Saturday, 9 March 2013

The History Lesson: an Ode to KesPres


What an amazing few weeks it’s been!  Since I was last hit by the blogging bug I’ve gotten over that nasty, nasty cold, caught up with some family and awesome friends over reading week, had an incredible weekend of bonding and prayer with the Bangladesh team, visited my childhood church, and yes, I even went to school a couple of times in there, too.

While I could talk at length about any one of these items, one in particular really made my heart overflow with joy…  

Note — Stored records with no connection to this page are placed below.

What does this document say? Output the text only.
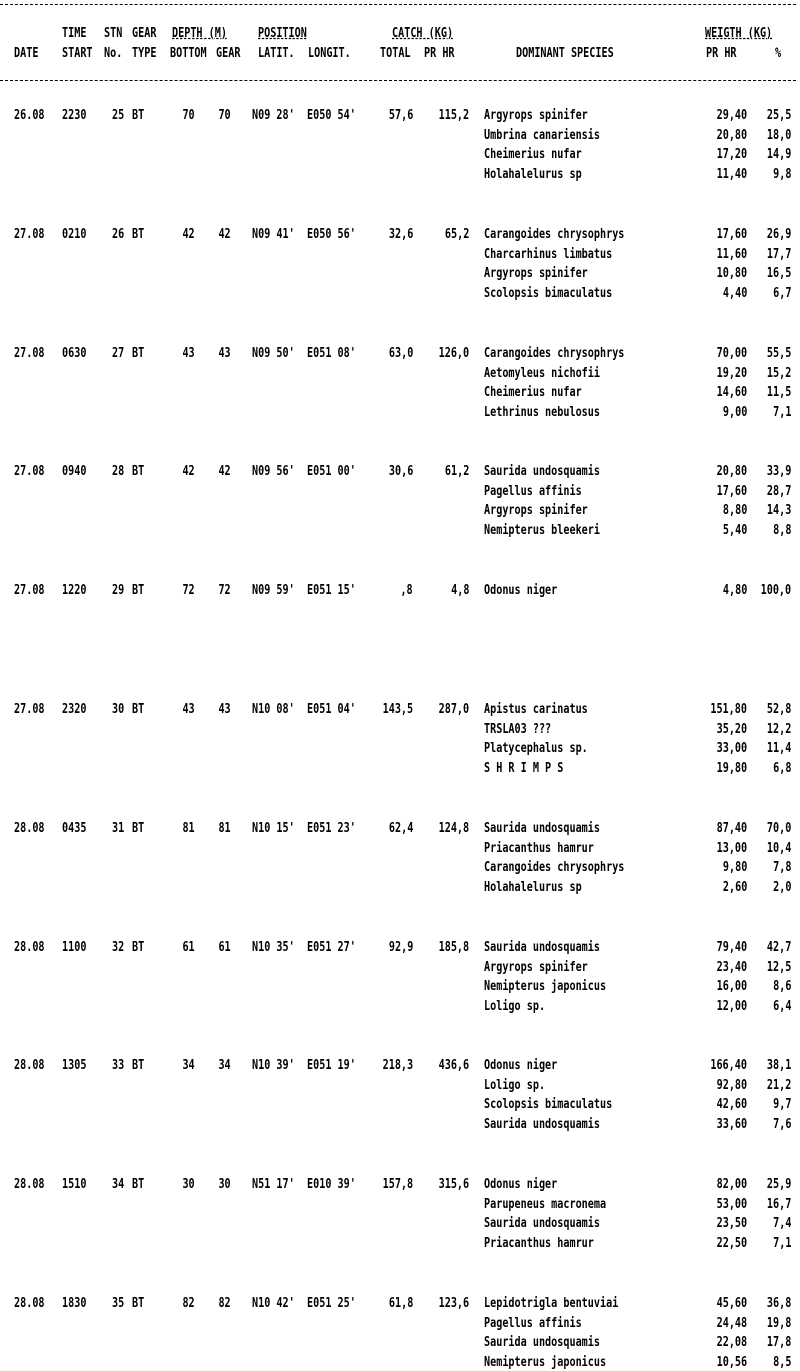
TIME STN GEAR DEPTH (M) POSITION	CATCH (KG)	WEIGTH (KG)
DATE START No. TYPE BOTTOM GEAR LATIT. LONGIT. TOTAL PR HR	DOMINANT SPECIES	PR HR	%
26.08 2230 25 BT	70 70 N09 28' E050 54'	57,6 115,2 Argyrops spinifer	29,40 25,5
Umbrina canariensis	20,80 18,0
Cheimerius nufar	17,20 14,9
Holahalelurus sp	11,40 9,8
27.08 0210 26 BT	42 42 N09 41' E050 56'	32,6 65,2 Carangoides chrysophrys	17,60 26,9
Charcarhinus limbatus	11,60 17,7
Argyrops spinifer	10,80 16,5
Scolopsis bimaculatus	4,40 6,7
27.08 0630 27 BT	43 43 N09 50' E051 08'	63,0 126,0 Carangoides chrysophrys	70,00 55,5
Aetomyleus nichofii	19,20 15,2
Cheimerius nufar	14,60 11,5
Lethrinus nebulosus	9,00 7,1
27.08 0940 28 BT	42 42 N09 56' E051 00'	30,6 61,2 Saurida undosquamis	20,80 33,9
Pagellus affinis	17,60 28,7
Argyrops spinifer	8,80 14,3
Nemipterus bleekeri	5,40 8,8
27.08 1220 29 BT	72 72 N09 59' E051 15'	,8	4,8 Odonus niger	4,80 100,0
27.08 2320 30 BT	43 43 N10 08' E051 04' 143,5 287,0 Apistus carinatus	151,80 52,8
TRSLA03 ???	35,20 12,2
Platycephalus sp.	33,00 11,4
S H R I M P S	19,80 6,8
28.08 0435 31 BT	81 81 N10 15' E051 23'	62,4 124,8 Saurida undosquamis	87,40 70,0
Priacanthus hamrur	13,00 10,4
Carangoides chrysophrys	9,80 7,8
Holahalelurus sp	2,60 2,0
28.08 1100 32 BT	61 61 N10 35' E051 27'	92,9 185,8 Saurida undosquamis	79,40 42,7
Argyrops spinifer	23,40 12,5
Nemipterus japonicus	16,00 8,6
Loligo sp.	12,00 6,4
28.08 1305 33 BT	34 34 N10 39' E051 19' 218,3 436,6 Odonus niger	166,40 38,1
Loligo sp.	92,80 21,2
Scolopsis bimaculatus	42,60 9,7
Saurida undosquamis	33,60 7,6
28.08 1510 34 BT	30 30 N51 17' E010 39' 157,8 315,6 Odonus niger	82,00 25,9
Parupeneus macronema	53,00 16,7
Saurida undosquamis	23,50 7,4
Priacanthus hamrur	22,50 7,1
28.08 1830 35 BT	82 82 N10 42' E051 25'	61,8 123,6 Lepidotrigla bentuviai	45,60 36,8
Pagellus affinis	24,48 19,8
Saurida undosquamis	22,08 17,8
Nemipterus japonicus	10,56 8,5
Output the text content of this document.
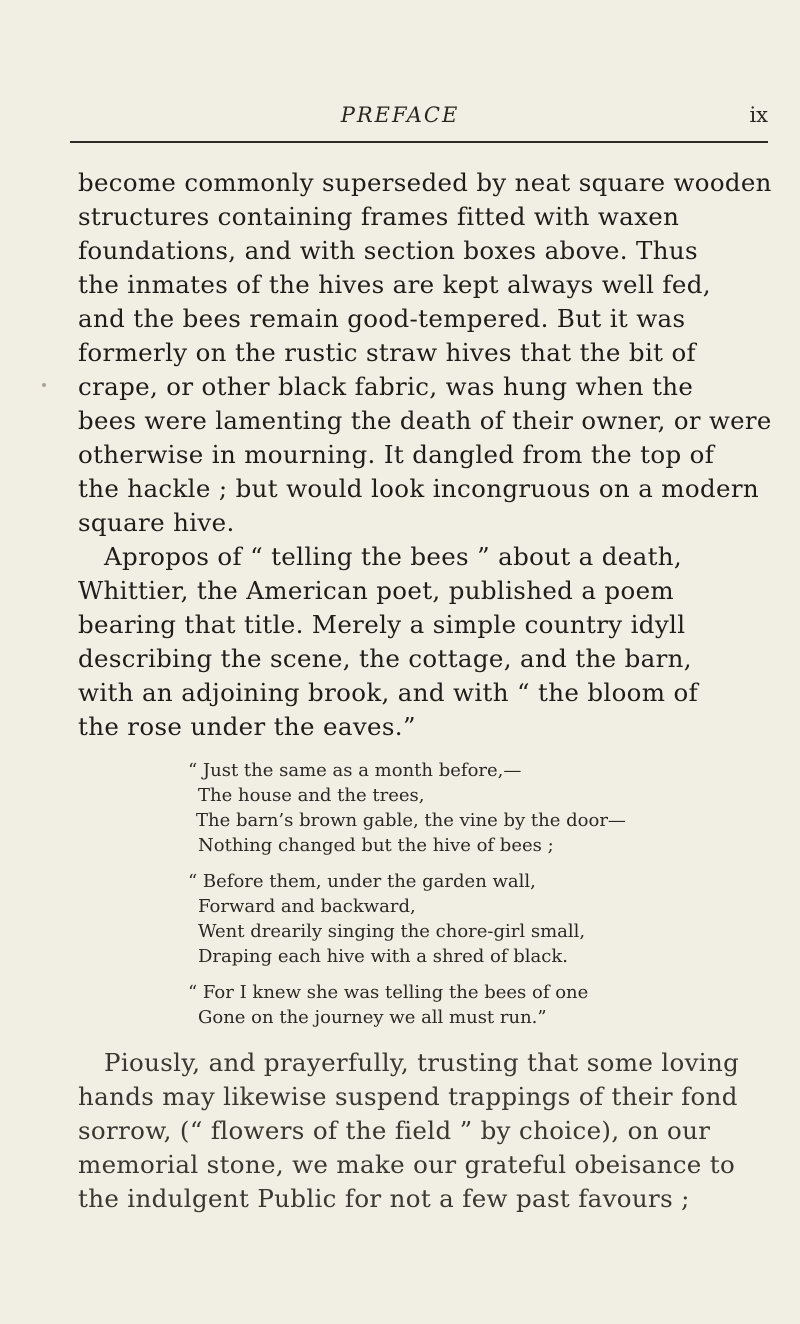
PREFACE	ix
become commonly superseded by neat square wooden
structures containing frames fitted with waxen
foundations, and with section boxes above. Thus
the inmates of the hives are kept always well fed,
and the bees remain good-tempered. But it was
formerly on the rustic straw hives that the bit of
crape, or other black fabric, was hung when the
bees were lamenting the death of their owner, or were
otherwise in mourning. It dangled from the top of
the hackle ; but would look incongruous on a modern
square hive.
Apropos of “ telling the bees ” about a death,
Whittier, the American poet, published a poem
bearing that title. Merely a simple country idyll
describing the scene, the cottage, and the barn,
with an adjoining brook, and with “ the bloom of
the rose under the eaves.”
“ Just the same as a month before,—
The house and the trees,
The barn’s brown gable, the vine by the door—
Nothing changed but the hive of bees ;
“ Before them, under the garden wall,
Forward and backward,
Went drearily singing the chore-girl small,
Draping each hive with a shred of black.
“ For I knew she was telling the bees of one
Gone on the journey we all must run.”
Piously, and prayerfully, trusting that some loving
hands may likewise suspend trappings of their fond
sorrow, (“ flowers of the field ” by choice), on our
memorial stone, we make our grateful obeisance to
the indulgent Public for not a few past favours ;
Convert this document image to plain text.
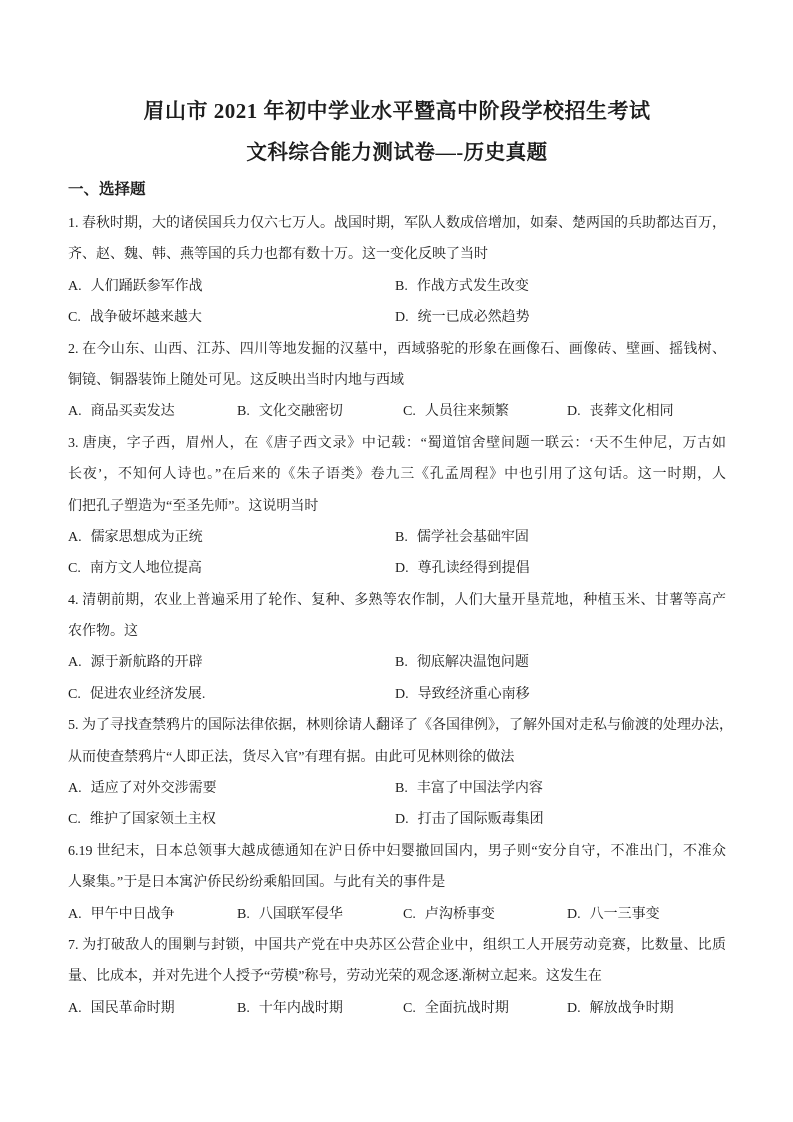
眉山市 2021 年初中学业水平暨高中阶段学校招生考试
文科综合能力测试卷—-历史真题
一、选择题
1. 春秋时期，大的诸侯国兵力仅六七万人。战国时期，军队人数成倍增加，如秦、楚两国的兵助都达百万，
齐、赵、魏、韩、燕等国的兵力也都有数十万。这一变化反映了当时
A. 人们踊跃参军作战	B. 作战方式发生改变
C. 战争破坏越来越大	D. 统一已成必然趋势
2. 在今山东、山西、江苏、四川等地发掘的汉墓中，西域骆驼的形象在画像石、画像砖、壁画、摇钱树、
铜镜、铜器装饰上随处可见。这反映出当时内地与西域
A. 商品买卖发达	B. 文化交融密切	C. 人员往来频繁	D. 丧葬文化相同
3. 唐庚，字子西，眉州人，在《唐子西文录》中记载：“蜀道馆舍壁间题一联云：‘天不生仲尼，万古如
长夜’，不知何人诗也。”在后来的《朱子语类》卷九三《孔孟周程》中也引用了这句话。这一时期，人
们把孔子塑造为“至圣先师”。这说明当时
A. 儒家思想成为正统	B. 儒学社会基础牢固
C. 南方文人地位提高	D. 尊孔读经得到提倡
4. 清朝前期，农业上普遍采用了轮作、复种、多熟等农作制，人们大量开垦荒地，种植玉米、甘薯等高产
农作物。这
A. 源于新航路的开辟	B. 彻底解决温饱问题
C. 促进农业经济发展.	D. 导致经济重心南移
5. 为了寻找查禁鸦片的国际法律依据，林则徐请人翻译了《各国律例》，了解外国对走私与偷渡的处理办法，
从而使查禁鸦片“人即正法，货尽入官”有理有据。由此可见林则徐的做法
A. 适应了对外交涉需要	B. 丰富了中国法学内容
C. 维护了国家领土主权	D. 打击了国际贩毒集团
6.19 世纪末，日本总领事大越成德通知在沪日侨中妇婴撤回国内，男子则“安分自守，不准出门，不准众
人聚集。”于是日本寓沪侨民纷纷乘船回国。与此有关的事件是
A. 甲午中日战争	B. 八国联军侵华	C. 卢沟桥事变	D. 八一三事变
7. 为打破敌人的围剿与封锁，中国共产党在中央苏区公营企业中，组织工人开展劳动竞赛，比数量、比质
量、比成本，并对先进个人授予“劳模”称号，劳动光荣的观念逐.渐树立起来。这发生在
A. 国民革命时期	B. 十年内战时期	C. 全面抗战时期	D. 解放战争时期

Rewind 10 years:  I’m 10 years old (but not any shorter than I am right now), mature for my age and well into the dreaded teenage angst—a complete misfit at school, since being a nerdy girl in a hockey town was the farthest thing from cool—lost, and unable to find myself, and with no support, or so I thought

For a number of reasons, a large one being the lack of youth group activities, our family uprooted from the Anglican church we had been attending, and settled in at the closest establishment to our house: Keswick Presbyterian Church.  I wasn’t a big fan at first—everything was different from what I was used to, but once I started to warm up to things and found my niche playing violin with the worship team, things were pretty good.

I went to church, but I would not by any stretch of the imagination call myself a Christian.  I was holding on to a lot of anger, and became quite a rebellious teenager.  Every adult I ever came in contact with had nothing bad to say about me, other than I didn’t smile.  I really had nothing to smile about as far as I was concerned.  It seems so illogical now, but it was my reality for almost 10 years.  I said some things I shouldn’t have and did some things I’m really not proud of to numb the pain of being nobody.  God had other people to be concerned with—He didn’t need me.

In my first year of university, I tried really hard to fit in with the party crowd at first.  These people seemed like they were really living the life from a distance, but up close, their lives were so empty and unfulfilling—I knew this wasn’t me.  I spent a lot of time alone, contemplating life, and death, and everything in between.  I had freed myself from the clutches of the church and organized religion, but was that what I had really wanted all along?  In second year I was crushed by a devastating mental illness that severely impaired my ability to function.  I was the lowest I’d ever been.  Somehow, after countless panic attacks, medications, self-inflicted injuries, therapies, and trips to the hospital, I made it out alive.

To me, this wasn’t a coincidence—you don’t just have no regard for your own health or well-being for three years and come that close to death that many times and choose life of your own accord.  After some endearing conversations over coffee with some kindred spirits, it became apparent to me: God does need me, and He loves me, and He wants me to live.

The magnitude of what God has done in my life over the past six months is nothing short of a miracle (see previous blog posts for details).  Last Sunday I had the pleasure of returning to KesPres to share my testimony, and more about the trip to Bangladesh on which God has called me.  I was kind of apprehensive about how the message would be received, since these people kind of knew me as “that girl who plays the violin and never says anything”, and I was afraid of having them stuck in that ideal.  Let me apologize, folks, I grossly underestimated your love of the Lord.  It was like coming home to an old friend, although you both appreciate each other more when you come back mature and refined.  I had no idea that these people cared so much about me and what I was doing, and that God had done such big things in my life.  I can tell that you’ve been praying for me and that I would really find God, and for that, I cannot thank you enough.  Whether or not I wanted it when I was 10 or 13 or 16 or 18, it was what I needed when I was 20, and will continue to need for the rest of my life.

To those at KPC and other places who have prayed for me and supported me through the dark places: thank you, from the bottom of my heart, and may God bless you all very richly for what you have done through Him in my life.